Vor­sichts­maß­nah­men

Zur Absi­che­rung wird allen Ärz­tin­nen und Ärz­ten eine Reihe von Vor­sichts­maß­nah­men emp­foh­len. Dies gilt beson­ders bei den­je­ni­gen Pati­en­ten, die dem Arzt per­sön­lich unbe­kannt sind.

  • Sor­gen Sie dafür, dass alle Ihre Mit­ar­bei­ter über „Mys­tery Shop­ping“ aus­rei­chend gut infor­miert sind.
  • Stel­len Sie kon­se­quent die Iden­ti­tät von Ihnen unbe­kann­ten Pati­en­ten mit­tels Über­prü­fung eines amt­li­chen Licht­bild­aus­wei­ses fest. Kann sich ein Pati­ent nicht aus­wei­sen, so leh­nen Sie – aus­ge­nom­men in Not­fäl­len – die Behand­lung gemäß den gel­ten­den Bestim­mun­gen prin­zi­pi­ell ab.
  • Klä­ren Sie von die­sen Vor­sichts­maß­nah­men betrof­fene – ob echte oder ver­meint­li­che – Pati­en­ten dar­über auf, dass Sie diese Maß­nah­men nicht eigen­mäch­tig oder gar bös­wil­lig tref­fen, son­dern weil Ihnen die Sozi­al­ver­si­che­rung Spit­zel in die Ordi­na­tion schickt.

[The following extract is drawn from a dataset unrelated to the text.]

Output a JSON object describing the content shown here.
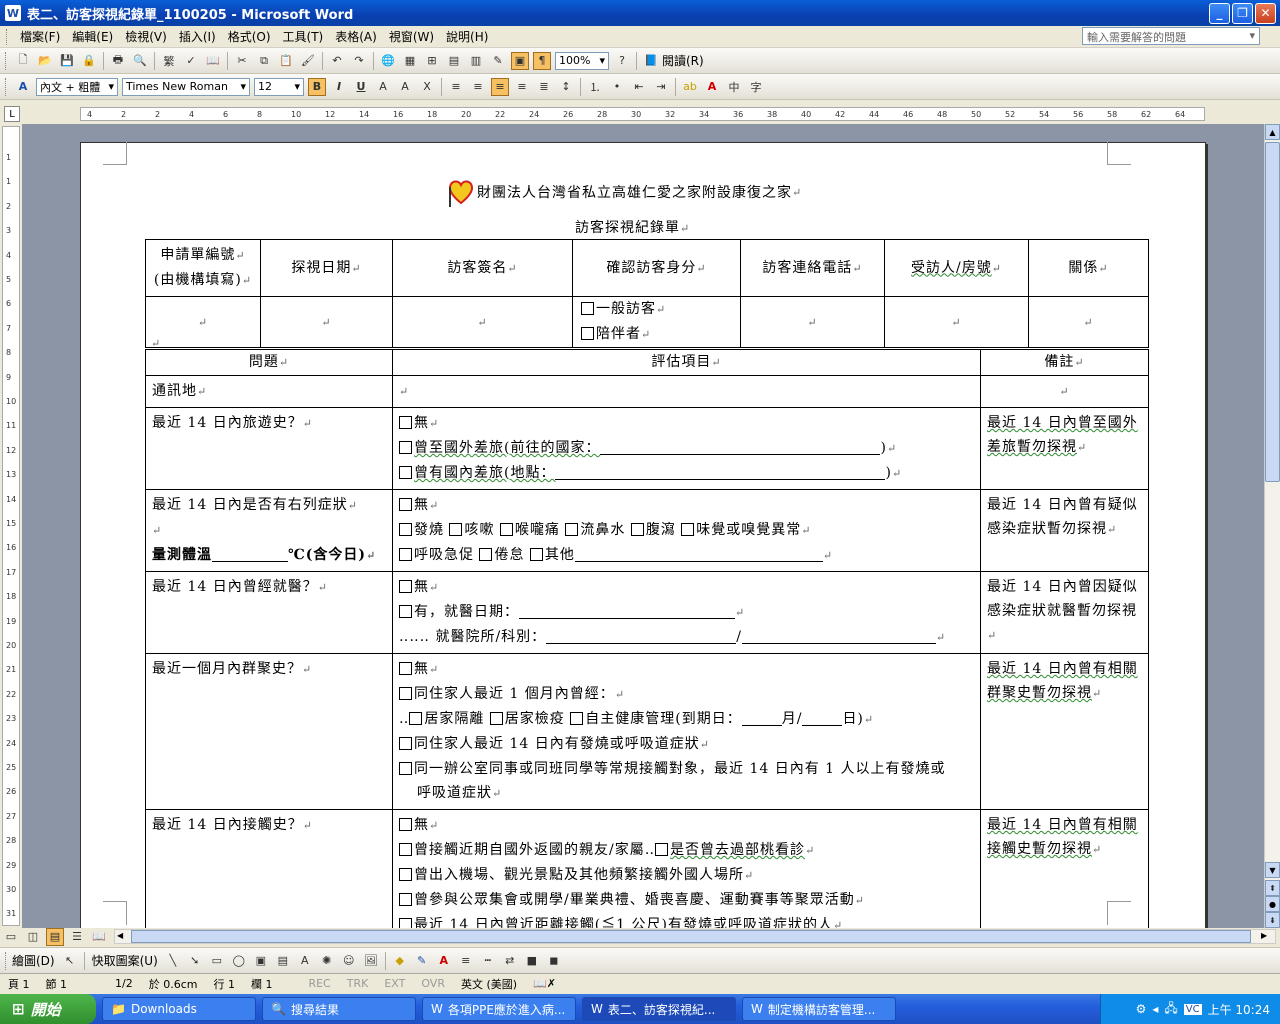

Infor­ma­tio­nen für Ärzte und Patienten

Die nie­der­ge­las­se­nen Ärz­tin­nen und Ärzte erhal­ten mit einer der nächs­ten Aus­ga­ben der ÖÄZ ein War­te­zim­mer­pla­kat zum Thema „Mys­tery Shop­ping“; wei­ters auch Post­kar­ten mit Infor­ma­tio­nen für Pati­en­ten. Unter www.aerztezeitung.at wer­den diese Infor­ma­tio­nen (im For­mat A4) zum Down­load zur Ver­fü­gung ste­hen. Spots im War­te­zim­mer-TV unter­stüt­zen diese Aktivitäten.